- Raphael Cruz
- Born: September 5, 1986 Vallejo, California, U.S.
- Died: January 26, 2018 (aged 31) Paris, France
- Occupations: Acrobat, clown, actor
- Known for: Iris

= Raphael Cruz =

American actor

Raphael Cruz (September 5, 1986 – January 26, 2018) was an American acrobat, clown and actor, a Bay Area native and international contemporary circus star, one of three brothers who performed together.

After training in San Francisco's Pickle Family Circus and then Montreal's National Circus School, Cruz had many brilliant performances with Montreal's The 7 Fingers and Cirque du Soleil, and the Chicago's Lookingglass Theatre Company. In 2011, Cruz played the lead role of Buster, a Buster Keaton inspired character, in the cinema themed Cirque du Soleil production Iris. Cruz was part of the choreography team for the opening ceremonies for the 2014 Winter Olympics in Sochi, Russia.
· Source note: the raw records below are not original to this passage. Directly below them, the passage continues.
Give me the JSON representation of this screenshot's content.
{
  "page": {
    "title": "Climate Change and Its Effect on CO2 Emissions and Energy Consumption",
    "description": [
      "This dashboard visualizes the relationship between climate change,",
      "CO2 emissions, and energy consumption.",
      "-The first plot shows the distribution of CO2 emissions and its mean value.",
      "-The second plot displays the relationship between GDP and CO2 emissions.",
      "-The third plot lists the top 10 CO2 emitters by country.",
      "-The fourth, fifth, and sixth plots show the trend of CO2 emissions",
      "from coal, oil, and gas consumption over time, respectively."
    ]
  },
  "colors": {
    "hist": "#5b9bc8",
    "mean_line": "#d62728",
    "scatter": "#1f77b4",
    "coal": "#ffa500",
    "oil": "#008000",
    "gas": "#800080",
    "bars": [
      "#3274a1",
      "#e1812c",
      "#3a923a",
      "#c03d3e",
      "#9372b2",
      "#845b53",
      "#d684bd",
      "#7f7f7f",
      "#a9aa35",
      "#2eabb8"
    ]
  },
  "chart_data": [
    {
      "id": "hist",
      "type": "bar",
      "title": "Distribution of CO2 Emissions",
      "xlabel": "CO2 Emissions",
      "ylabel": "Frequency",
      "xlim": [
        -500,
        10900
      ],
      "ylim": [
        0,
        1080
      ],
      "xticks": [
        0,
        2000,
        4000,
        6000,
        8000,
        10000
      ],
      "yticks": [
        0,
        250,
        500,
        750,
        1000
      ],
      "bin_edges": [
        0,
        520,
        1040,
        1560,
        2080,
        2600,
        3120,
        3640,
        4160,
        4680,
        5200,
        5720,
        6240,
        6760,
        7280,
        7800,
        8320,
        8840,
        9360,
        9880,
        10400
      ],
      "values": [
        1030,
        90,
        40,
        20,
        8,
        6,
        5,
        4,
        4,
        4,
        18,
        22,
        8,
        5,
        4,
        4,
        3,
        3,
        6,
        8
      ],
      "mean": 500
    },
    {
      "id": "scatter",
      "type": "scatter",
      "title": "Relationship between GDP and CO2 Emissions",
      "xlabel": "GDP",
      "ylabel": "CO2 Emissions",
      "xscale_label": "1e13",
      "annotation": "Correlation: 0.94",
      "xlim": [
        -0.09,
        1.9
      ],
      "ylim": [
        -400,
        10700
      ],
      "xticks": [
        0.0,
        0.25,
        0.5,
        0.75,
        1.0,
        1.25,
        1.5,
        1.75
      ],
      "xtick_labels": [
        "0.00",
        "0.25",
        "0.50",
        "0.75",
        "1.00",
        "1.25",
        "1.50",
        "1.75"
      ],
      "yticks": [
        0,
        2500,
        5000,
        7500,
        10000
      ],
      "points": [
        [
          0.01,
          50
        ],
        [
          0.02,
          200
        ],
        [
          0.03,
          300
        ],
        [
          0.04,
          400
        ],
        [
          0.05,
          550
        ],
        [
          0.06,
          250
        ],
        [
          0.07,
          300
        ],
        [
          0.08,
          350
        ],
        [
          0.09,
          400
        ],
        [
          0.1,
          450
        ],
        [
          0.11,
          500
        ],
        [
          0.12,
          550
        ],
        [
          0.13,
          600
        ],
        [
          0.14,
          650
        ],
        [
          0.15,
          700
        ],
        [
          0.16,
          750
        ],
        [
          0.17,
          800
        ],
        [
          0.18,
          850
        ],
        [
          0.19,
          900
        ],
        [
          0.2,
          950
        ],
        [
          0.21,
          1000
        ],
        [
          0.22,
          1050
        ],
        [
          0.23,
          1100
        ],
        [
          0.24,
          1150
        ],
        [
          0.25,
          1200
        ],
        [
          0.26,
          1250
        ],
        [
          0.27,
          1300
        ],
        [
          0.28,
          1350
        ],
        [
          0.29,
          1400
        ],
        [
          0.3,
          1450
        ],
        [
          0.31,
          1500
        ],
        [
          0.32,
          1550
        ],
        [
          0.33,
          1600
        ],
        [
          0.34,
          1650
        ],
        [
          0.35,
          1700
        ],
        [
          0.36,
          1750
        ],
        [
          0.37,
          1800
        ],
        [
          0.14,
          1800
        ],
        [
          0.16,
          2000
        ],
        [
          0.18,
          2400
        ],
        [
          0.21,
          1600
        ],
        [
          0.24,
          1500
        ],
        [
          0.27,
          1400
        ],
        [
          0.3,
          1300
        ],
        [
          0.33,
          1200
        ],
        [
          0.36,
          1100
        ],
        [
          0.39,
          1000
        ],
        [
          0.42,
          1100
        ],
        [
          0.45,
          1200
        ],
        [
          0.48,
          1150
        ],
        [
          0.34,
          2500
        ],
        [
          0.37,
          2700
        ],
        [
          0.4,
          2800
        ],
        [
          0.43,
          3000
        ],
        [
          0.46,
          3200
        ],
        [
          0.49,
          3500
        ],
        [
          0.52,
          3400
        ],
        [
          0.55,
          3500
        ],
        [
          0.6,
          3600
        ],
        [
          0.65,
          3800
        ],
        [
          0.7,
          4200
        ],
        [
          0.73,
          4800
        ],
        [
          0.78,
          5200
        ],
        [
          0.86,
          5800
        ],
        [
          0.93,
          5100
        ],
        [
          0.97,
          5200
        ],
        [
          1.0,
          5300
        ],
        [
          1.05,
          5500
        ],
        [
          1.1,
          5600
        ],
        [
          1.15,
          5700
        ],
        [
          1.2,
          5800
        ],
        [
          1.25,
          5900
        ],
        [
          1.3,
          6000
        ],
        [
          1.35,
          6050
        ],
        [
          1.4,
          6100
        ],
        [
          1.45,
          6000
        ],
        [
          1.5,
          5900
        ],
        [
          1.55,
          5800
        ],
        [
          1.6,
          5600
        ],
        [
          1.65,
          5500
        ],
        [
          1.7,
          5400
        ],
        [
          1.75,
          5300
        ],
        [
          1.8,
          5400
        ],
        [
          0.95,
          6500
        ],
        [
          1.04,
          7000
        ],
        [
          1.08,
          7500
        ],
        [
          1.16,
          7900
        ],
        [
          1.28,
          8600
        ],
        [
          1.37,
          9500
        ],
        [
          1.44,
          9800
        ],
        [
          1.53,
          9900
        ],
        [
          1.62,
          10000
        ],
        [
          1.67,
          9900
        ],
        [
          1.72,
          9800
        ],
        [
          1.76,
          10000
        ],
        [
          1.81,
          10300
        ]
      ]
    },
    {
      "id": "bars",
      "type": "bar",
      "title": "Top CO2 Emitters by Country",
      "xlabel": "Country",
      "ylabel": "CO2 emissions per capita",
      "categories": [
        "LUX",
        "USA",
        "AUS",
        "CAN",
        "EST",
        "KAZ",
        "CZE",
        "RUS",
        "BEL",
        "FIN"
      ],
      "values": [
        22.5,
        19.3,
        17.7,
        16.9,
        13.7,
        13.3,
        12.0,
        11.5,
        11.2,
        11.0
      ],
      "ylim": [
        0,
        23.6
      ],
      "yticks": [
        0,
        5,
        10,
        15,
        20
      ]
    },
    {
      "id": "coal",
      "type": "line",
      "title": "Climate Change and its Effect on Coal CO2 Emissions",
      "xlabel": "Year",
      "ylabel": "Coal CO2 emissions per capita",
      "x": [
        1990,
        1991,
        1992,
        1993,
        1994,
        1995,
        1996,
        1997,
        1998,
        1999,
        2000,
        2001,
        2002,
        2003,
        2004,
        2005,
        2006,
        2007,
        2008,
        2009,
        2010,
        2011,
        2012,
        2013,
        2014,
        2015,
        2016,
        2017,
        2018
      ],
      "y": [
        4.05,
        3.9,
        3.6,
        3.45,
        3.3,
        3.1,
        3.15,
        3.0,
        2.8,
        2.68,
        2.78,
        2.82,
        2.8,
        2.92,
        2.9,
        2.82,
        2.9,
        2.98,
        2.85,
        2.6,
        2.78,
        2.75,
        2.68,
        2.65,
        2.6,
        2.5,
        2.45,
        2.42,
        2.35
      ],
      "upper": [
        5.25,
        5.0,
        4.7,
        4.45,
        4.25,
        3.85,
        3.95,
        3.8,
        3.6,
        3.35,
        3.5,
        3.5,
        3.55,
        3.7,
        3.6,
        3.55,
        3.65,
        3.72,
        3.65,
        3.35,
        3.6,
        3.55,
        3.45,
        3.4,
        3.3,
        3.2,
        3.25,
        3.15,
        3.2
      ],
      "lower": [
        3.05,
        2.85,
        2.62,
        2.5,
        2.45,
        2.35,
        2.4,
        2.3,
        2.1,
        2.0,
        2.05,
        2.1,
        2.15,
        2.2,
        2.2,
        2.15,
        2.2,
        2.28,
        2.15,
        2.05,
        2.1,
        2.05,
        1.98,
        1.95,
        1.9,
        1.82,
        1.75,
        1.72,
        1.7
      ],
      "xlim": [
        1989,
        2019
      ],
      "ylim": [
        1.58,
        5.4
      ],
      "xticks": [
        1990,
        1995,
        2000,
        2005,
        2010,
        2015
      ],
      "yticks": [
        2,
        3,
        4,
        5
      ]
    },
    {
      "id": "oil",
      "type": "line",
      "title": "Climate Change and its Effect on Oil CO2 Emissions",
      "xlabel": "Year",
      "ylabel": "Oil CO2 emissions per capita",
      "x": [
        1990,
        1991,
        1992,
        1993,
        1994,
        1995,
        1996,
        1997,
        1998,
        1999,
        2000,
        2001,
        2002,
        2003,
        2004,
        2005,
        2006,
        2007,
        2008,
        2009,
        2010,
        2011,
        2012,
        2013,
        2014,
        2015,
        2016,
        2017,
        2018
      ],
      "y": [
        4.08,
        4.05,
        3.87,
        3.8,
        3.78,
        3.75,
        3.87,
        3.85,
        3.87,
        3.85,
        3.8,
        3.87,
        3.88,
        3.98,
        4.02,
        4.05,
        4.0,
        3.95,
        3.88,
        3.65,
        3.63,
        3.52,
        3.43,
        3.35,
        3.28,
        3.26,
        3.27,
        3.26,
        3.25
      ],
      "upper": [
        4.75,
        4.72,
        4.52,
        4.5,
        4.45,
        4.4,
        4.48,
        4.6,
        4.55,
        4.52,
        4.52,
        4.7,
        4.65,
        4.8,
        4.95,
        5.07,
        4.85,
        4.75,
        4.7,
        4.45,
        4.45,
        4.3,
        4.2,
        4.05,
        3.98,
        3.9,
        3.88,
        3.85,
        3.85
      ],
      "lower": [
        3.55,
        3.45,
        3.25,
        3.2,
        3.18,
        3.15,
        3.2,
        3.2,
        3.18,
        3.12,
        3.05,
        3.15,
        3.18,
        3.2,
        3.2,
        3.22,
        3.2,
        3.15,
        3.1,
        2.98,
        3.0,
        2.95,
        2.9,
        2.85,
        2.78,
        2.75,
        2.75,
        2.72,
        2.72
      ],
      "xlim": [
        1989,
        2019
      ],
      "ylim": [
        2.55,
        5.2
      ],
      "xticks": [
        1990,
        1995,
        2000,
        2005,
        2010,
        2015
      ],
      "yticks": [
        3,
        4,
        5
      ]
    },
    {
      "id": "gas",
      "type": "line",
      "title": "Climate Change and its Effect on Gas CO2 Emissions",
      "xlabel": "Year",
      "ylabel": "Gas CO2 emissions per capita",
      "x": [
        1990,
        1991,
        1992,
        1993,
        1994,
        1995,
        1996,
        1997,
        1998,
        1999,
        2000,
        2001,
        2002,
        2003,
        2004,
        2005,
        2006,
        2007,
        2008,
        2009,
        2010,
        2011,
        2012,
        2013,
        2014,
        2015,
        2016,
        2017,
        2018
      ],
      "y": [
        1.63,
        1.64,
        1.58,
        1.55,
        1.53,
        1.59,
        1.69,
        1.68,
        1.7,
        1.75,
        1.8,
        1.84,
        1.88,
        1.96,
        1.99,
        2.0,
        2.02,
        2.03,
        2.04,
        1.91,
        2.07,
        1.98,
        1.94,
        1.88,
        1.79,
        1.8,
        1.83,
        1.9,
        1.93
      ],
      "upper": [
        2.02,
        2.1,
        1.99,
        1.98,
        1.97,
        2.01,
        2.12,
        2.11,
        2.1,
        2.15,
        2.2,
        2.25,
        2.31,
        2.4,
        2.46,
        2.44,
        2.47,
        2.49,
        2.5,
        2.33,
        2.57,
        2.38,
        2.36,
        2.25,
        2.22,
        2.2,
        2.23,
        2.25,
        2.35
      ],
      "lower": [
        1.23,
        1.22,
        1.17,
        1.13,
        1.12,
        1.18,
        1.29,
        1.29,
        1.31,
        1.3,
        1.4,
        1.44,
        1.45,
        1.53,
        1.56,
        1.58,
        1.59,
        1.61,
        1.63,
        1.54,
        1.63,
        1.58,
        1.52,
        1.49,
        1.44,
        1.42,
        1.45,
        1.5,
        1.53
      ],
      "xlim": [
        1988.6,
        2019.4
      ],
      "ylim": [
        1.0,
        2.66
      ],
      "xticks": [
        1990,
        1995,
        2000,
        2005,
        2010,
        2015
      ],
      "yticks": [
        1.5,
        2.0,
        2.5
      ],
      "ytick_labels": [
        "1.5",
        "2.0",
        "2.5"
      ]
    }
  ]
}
Raphael died unexpectedly at 31 years old on January 26, 2018, in Paris from undiagnosed heart ailment causing heart and lung failure.

The Raphael Cruz Scholarship Fund was created in 2024 by Club Fugazi, a performing arts theatre in San Francisco to provide Bay Area youth with opportunities to be inspired by Raphael's example and follow in his footsteps.